Egli ci dice che il monumento era stato fatto erigere dal re Attalo di Pergamo, che era formato da quattro gruppi scultorei in bronzo e che rappresentava con molte statue la guerra contro i Giganti, le Amazzoni, i Galati e i Persiani. Secondo le ricostruzioni le statue dovevano essere più di 56 ed erano alte circa due terzi rispetto al naturale (1.20 m) e questa caratteristica aveva fatto sì che il monumento, lungo quasi 50 m, prendesse in epoca moderna il nome di “Piccolo Donario” per distinguerlo da quello più grande a Pergamo.

Il gruppo doveva presentare sia vincitori che vinti e per fortuna, oltre alle descrizioni di Pausania, sono state individuate anche delle copie romane sparse per il mondo, dagli Uffizi al Louvre, e provenienti tutte da Roma. Il “Galata caduto”, per esempio, oggi al Museo Archeologico di Venezia, raffigura un uomo nudo a terra, avvolto da una corda, in una posa esagerata e drammatica, gli occhi chiusi e i riccioli scomposti: è la drammaticità del Barocco pergameno che riprende in chiave ancora più tragica e teatrale quello che già veniva narrato nel Donario descritto precedentemente.

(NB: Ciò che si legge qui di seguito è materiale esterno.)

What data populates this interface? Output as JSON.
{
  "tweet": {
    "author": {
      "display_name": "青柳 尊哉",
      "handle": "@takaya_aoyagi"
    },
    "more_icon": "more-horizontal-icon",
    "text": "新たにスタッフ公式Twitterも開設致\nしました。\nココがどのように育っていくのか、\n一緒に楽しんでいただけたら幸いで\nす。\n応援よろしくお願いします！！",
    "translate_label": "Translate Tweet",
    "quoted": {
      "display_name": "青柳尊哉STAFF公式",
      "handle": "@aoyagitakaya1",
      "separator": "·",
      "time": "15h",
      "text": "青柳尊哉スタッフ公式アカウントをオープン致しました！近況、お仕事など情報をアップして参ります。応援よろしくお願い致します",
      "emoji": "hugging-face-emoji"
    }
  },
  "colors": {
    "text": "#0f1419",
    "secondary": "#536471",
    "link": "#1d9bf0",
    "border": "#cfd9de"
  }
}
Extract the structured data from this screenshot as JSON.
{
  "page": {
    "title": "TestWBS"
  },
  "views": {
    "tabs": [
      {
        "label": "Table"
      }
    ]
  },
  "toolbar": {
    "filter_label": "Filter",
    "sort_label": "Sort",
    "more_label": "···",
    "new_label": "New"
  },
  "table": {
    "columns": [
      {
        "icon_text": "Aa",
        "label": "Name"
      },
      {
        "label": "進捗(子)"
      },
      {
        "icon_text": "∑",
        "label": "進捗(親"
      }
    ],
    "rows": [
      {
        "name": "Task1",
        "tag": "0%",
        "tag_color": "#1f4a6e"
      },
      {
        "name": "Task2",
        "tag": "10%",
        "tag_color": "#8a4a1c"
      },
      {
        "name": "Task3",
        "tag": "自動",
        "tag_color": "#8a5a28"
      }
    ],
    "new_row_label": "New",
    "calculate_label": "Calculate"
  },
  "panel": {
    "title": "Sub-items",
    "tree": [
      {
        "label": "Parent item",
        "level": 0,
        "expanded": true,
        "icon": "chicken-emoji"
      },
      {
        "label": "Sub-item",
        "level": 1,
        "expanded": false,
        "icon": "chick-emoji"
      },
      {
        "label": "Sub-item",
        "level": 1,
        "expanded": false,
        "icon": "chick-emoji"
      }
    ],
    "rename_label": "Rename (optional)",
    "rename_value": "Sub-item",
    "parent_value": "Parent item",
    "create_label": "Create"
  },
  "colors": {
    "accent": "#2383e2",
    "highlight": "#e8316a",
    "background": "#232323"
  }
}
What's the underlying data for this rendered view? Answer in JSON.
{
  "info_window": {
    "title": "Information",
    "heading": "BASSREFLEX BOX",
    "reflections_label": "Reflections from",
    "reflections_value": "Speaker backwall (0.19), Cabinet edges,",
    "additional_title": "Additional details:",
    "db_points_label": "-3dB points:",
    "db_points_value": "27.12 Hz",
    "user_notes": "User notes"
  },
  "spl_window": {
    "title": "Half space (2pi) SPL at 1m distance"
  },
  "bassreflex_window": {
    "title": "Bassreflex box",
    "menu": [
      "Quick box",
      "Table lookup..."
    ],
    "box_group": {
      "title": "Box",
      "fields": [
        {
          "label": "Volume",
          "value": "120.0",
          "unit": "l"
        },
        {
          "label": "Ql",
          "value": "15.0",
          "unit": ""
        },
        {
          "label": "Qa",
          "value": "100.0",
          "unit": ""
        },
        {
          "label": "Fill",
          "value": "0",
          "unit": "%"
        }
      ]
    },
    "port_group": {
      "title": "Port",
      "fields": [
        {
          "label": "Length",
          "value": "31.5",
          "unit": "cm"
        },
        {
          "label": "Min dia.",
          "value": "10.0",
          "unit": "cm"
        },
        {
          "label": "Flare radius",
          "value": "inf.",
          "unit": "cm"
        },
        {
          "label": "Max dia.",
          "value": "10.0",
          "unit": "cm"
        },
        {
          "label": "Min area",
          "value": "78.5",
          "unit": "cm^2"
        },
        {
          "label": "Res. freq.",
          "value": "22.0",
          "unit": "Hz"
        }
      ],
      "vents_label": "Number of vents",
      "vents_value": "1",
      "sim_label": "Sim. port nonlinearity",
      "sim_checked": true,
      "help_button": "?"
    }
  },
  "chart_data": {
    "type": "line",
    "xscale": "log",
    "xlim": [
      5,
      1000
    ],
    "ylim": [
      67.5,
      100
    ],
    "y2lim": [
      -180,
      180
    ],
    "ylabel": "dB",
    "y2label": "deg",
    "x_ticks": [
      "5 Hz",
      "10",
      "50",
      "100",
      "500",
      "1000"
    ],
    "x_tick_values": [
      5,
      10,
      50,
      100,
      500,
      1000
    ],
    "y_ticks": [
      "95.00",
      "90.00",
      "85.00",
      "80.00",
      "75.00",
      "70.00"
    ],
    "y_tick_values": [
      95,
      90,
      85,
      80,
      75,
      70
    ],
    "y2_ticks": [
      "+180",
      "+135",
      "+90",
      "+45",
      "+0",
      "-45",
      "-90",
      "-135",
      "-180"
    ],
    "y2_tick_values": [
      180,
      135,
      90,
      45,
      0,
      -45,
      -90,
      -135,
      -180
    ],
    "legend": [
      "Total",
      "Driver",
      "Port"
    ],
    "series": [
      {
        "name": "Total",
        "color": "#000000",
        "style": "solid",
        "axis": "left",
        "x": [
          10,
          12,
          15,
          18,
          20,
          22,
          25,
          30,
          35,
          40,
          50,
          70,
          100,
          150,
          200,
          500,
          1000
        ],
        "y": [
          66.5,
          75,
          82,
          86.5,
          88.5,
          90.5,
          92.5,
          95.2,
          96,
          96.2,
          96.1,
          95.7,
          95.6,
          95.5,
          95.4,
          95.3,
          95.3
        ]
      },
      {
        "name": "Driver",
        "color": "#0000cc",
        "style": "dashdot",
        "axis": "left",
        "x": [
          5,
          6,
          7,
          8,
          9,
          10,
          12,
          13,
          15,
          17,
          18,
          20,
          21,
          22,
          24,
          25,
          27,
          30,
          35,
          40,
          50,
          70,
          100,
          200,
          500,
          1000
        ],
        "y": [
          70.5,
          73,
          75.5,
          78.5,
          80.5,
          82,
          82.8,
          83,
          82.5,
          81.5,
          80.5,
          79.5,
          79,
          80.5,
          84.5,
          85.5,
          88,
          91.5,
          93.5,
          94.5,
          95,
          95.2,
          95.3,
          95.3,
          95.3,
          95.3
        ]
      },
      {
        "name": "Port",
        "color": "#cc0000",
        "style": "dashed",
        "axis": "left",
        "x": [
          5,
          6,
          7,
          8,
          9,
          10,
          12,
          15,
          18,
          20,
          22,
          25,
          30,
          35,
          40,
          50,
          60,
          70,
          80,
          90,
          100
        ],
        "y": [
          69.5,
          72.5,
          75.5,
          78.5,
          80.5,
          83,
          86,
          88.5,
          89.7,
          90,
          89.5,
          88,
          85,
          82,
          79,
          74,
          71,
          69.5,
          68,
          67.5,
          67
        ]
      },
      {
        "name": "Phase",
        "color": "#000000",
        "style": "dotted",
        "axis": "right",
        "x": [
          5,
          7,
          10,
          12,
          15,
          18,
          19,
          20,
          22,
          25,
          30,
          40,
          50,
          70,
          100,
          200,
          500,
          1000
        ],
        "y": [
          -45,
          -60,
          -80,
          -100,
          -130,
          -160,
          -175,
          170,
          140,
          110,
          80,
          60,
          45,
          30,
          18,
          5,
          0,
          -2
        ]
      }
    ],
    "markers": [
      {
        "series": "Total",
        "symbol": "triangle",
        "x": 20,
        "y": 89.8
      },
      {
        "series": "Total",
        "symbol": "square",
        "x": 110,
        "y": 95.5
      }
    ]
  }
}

Galata caduto, Piccolo Donario, Venezia


Ma era stato anche questo commissionato da Attalo I?

Purtroppo Pausania parla solo di un “Attalo” che potrebbe essere sia quello di cui abbiamo già parlato sia Attalo II, il quale regalò ad Atene la stoà porticata sul lato est dell’Agorà: primo o secondo, la datazione varierebbe molto, tra il III sec. a.C. e dopo il 159, quando Attalo II salì al trono. La prima ipotesi è preferita per motivi storici, vista l’importanza di Attalo I ad Atene, mentre la seconda per motivi stilistici.

Quale che sia la datazione di entrambi i Donari l’influenza del più grande a Pergamo sul più piccolo ad Atene è palese e mostra una crescita nella drammaticità da un Galata che, colpito a morte, sta per morire e cadere a terra e un Galata che è già morto con il corpo abbandonato e ormai inerte.

Si voleva celebrare una vittoria.

Si volevano celebrare e ricordare anche i vinti.

Si è riusciti a creare delle opere d’arte ellenistiche e tragiche che, nonostante non siano giunte in forma originale, fanno parlare di sé e dire “Ecco, queste appartengono alla grande scuola di Pergamo.”